Bei einem Eingangssignal von 18 Vss erzielt die Schaltung eine Gleichtaktunterdrückung (CMR) von etwa 105 dB bei 100 Hz und 80 dB bei 5 kHz. Hohe Genauigkeit, hohe Eingangsimpedanz und eine hohe Gleichtaktunterdrückung werden vom Instrumentenverstärker AD8226 bereitgestellt. Für Anwendungen mit hoher Genauigkeit ist eine hohe Eingangsimpedanz erforderlich, um Systemverstärkungsfehler zu minimieren und zugleich eine gute Gleichtaktunterdrückung zu erreichen. Die Verstärkung des AD8226 ist über Widerstände von 1 bis 1000 programmierbar.

Eine ohm’sche Pegelanpassungs-/Dämpfungsstufe direkt am Eingang würde auf Grund der Fehlanpassung der Widerstände unvermeidbar die Gleichtaktunterdrückung senken. Der AD8226 liefert eine Gleichtaktunterdrückung, die für kleine und große Signale am Eingang erforderlich ist. Die Pegelanpassungs-/Dämpfungs-/Treiberstufe AD8275 übernimmt die Dämpfungs- und Pegelanpassungsfunktion in der Schaltung. Externe Bauteile sind nicht erforderlich.

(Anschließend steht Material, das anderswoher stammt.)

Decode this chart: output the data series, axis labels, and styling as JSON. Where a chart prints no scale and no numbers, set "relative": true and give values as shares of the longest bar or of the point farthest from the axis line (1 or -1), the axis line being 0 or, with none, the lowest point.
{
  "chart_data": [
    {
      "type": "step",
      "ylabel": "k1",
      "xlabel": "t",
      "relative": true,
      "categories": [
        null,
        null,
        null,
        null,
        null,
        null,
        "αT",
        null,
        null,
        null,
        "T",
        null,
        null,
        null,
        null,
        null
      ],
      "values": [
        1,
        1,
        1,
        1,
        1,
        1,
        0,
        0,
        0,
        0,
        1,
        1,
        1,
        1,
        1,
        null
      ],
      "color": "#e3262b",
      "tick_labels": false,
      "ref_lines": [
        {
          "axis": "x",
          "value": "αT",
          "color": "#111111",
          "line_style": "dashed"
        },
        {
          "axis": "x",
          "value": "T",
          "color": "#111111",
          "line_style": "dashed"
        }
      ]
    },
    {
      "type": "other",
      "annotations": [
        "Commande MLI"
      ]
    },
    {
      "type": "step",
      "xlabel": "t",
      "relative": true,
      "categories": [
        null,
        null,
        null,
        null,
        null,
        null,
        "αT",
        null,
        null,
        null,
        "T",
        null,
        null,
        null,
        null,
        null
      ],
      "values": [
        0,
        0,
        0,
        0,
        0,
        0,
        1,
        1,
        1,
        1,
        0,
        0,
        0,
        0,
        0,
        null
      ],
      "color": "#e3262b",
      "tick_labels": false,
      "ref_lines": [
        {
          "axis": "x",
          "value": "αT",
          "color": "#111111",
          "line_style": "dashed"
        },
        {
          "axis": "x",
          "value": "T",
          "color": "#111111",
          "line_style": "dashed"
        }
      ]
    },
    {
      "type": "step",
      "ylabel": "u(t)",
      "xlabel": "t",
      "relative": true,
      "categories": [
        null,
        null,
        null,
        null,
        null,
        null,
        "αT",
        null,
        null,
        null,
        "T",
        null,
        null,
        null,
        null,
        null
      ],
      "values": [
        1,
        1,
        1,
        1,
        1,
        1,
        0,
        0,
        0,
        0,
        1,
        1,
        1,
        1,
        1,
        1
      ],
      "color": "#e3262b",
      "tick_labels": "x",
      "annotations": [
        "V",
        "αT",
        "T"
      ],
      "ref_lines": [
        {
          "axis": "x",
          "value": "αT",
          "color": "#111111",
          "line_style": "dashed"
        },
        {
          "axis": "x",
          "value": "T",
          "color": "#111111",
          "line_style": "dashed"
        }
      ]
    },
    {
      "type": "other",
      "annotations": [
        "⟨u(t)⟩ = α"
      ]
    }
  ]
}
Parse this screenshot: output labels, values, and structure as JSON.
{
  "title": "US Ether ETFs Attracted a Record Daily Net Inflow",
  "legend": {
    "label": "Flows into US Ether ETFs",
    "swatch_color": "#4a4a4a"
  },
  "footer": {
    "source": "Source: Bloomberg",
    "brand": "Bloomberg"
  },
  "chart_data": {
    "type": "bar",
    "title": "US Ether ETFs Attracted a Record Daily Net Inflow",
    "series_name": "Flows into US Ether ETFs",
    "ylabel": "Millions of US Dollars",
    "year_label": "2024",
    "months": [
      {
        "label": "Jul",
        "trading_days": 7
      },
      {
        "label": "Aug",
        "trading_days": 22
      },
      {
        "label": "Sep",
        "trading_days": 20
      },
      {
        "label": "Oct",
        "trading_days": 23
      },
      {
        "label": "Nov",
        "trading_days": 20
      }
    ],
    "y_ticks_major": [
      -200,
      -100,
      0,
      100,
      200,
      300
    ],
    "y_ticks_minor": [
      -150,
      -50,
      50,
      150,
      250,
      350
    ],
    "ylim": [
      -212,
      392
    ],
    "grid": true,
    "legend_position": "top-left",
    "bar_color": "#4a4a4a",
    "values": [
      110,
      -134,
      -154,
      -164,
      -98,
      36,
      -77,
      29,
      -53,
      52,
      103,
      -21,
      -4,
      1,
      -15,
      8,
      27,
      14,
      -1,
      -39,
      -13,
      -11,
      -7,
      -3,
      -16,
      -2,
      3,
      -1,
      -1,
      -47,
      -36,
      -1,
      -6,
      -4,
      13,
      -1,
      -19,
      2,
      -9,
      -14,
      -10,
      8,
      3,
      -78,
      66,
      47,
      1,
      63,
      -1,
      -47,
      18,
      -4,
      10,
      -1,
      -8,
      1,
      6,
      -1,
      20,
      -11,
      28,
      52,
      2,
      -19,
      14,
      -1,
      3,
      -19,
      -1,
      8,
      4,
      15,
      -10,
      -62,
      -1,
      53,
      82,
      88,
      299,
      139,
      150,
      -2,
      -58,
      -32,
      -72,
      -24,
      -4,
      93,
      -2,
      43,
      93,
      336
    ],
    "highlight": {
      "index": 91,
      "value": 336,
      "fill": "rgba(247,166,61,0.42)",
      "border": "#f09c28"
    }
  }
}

Sigma/Delta- versus SAR-A/D-Wandler

Normalerweise wurden in hochauflösenden Messsystemen Sigma/Delta-A/D-Wandler verwendet, da Signalbandbreiten recht niedrig sind und die Sigma/Delta-Architektur ein ausgezeichnetes Rauschverhalten bei niedrigen Update-Raten aufweist. Allerdings zeichnet sich speziell bei mehrkanaligen Systemen ein zunehmender Trend zu höheren Update-Raten ab. Damit sind schnellere Aktualisierungen pro Kanal möglich bzw. man erreicht eine höhere Kanaldichte.

In solchen Fällen ist ein leistungsstarker SAR-A/D-Wandler eine gute Alternative. Die Schaltung in Bild 1 nutzt den 250 kSample/s schnellen 16 Bit A/D-Wandler AD7685 zusammen mit dem Instrumentenverstärker AD8226 und dem Dämpfungs-/Pegelanpassungsverstärker AD8275, implementiert als komplette Systemlösung, ohne zusätzliche externe Bauteile.

Funktion der Schaltung

Die Schaltung besteht aus dem Instrumentenverstärker AD8226 mit Rail-to-Rail-Ausgang, der mit dem positiven Eingang des Differenzverstärkers AD8275 verbunden ist. Dessen Ausgang ist mit dem Eingang des 16 Bit A/D-Wandlers aus der Pulsar-Reihe AD7685 im MSOP/QFN-Gehäuse verbunden. Der AD8226 ist auf eine Verstärkung von 1 eingestellt (Hochvolt-/Strom-Eingänge). Sein Ausgang ist mit Masse verbunden. Massebezogene oder differenzielle Eingänge können genutzt werden.